Pakistan Institute of Management
- Abbreviation: PIM
- Formation: 1954
- Founder: Government of Pakistan
- Founded at: Karachi, Sindh, Pakistan
- Type: Management training and development organization
- Purpose: To promote management development in Pakistan
- Headquarters: Management House, Shahra-e-Iran, Clifton Block 5, Karachi, Sindh
- Location: Karachi, Sindh, Pakistan;

= Pakistan Institute of Management =

The Pakistan Institute of Management (PIM) is a management training and development institute established in 1954 by the government of Pakistan. The institute is located in Karachi and offers a variety of training programs, professional diplomas, and certification courses for professionals in all areas of management.

==Recent developments==
In January 2023, Tasneem Ahmed Qureshi, who occupied the role of Special Assistant to the Prime Minister on Industries and Production, pledged full support for the progress of PIM. He highlighted the importance of training and the development of human resources as a crucial component for any organization, whether public or private.
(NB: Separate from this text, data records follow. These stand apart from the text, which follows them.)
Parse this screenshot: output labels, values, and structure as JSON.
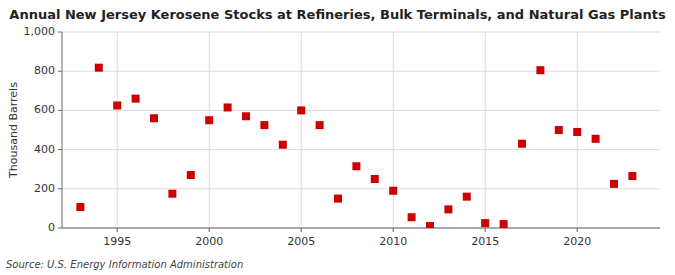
{
  "chart_data": {
    "type": "scatter",
    "title": "Annual New Jersey Kerosene Stocks at Refineries, Bulk Terminals, and Natural Gas Plants",
    "y_label": "Thousand Barrels",
    "annotations": [
      "Source: U.S. Energy Information Administration"
    ],
    "x": [
      1993,
      1994,
      1995,
      1996,
      1997,
      1998,
      1999,
      2000,
      2001,
      2002,
      2003,
      2004,
      2005,
      2006,
      2007,
      2008,
      2009,
      2010,
      2011,
      2012,
      2013,
      2014,
      2015,
      2016,
      2017,
      2018,
      2019,
      2020,
      2021,
      2022,
      2023
    ],
    "values": [
      107,
      818,
      625,
      660,
      560,
      175,
      270,
      550,
      615,
      570,
      525,
      425,
      600,
      525,
      150,
      315,
      250,
      190,
      55,
      10,
      95,
      160,
      25,
      20,
      430,
      805,
      500,
      490,
      455,
      225,
      265
    ],
    "color": "#cc0000",
    "marker": "square",
    "xlim": [
      1992,
      2024.5
    ],
    "ylim": [
      0,
      1000
    ],
    "xticks": [
      1995,
      2000,
      2005,
      2010,
      2015,
      2020
    ],
    "yticks": [
      0,
      200,
      400,
      600,
      800,
      {
        "value": 1000,
        "label": "1,000"
      }
    ],
    "grid": true
  }
}
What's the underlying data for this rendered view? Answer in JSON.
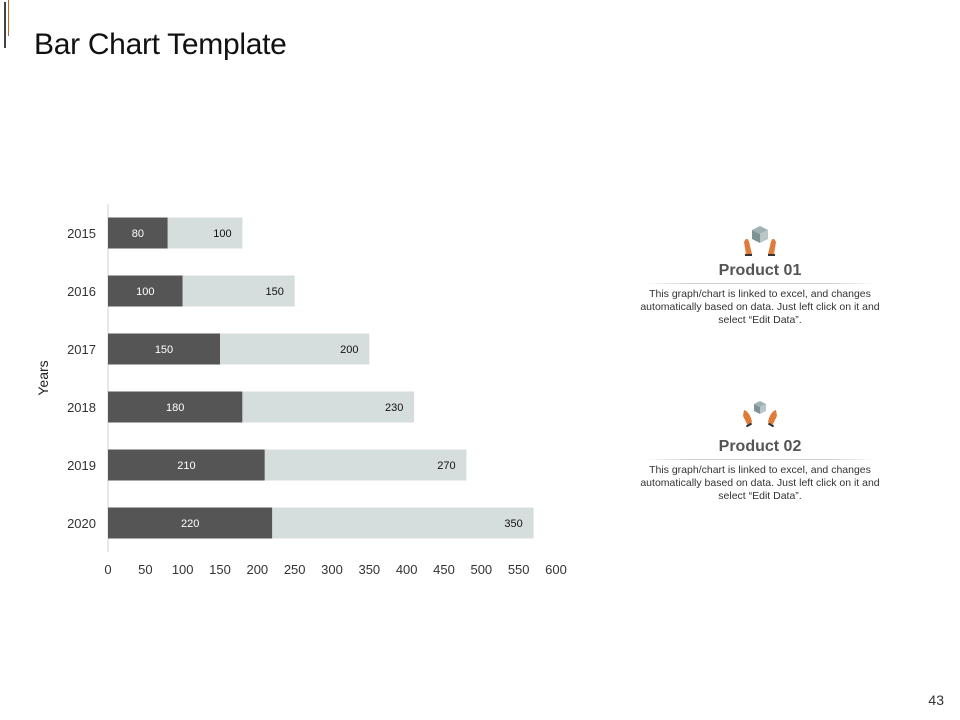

He expressed his contentment with PIM's performance and commended the institute's accomplishments.

===Privatization===
In November 2023, the interim government tasked PIM with the job of reassessing the primary and secondary assets of Pakistan Steel Mills (PSM), including its legal, financial, and human resource obligations. This action was perceived as a part of the government's initiatives towards privatization.

==Collaboration==
PIM has entered into a Memorandum of Understanding (MoU) with the Virtual University of Pakistan. This agreement is aimed at fostering collaboration between the two institutions for capacity enhancement and training initiatives. The MoU was formalized by Naveed A Malik, the Rector of the Virtual University of Pakistan, and Muhammad Abid Hussain, the Director of PIM.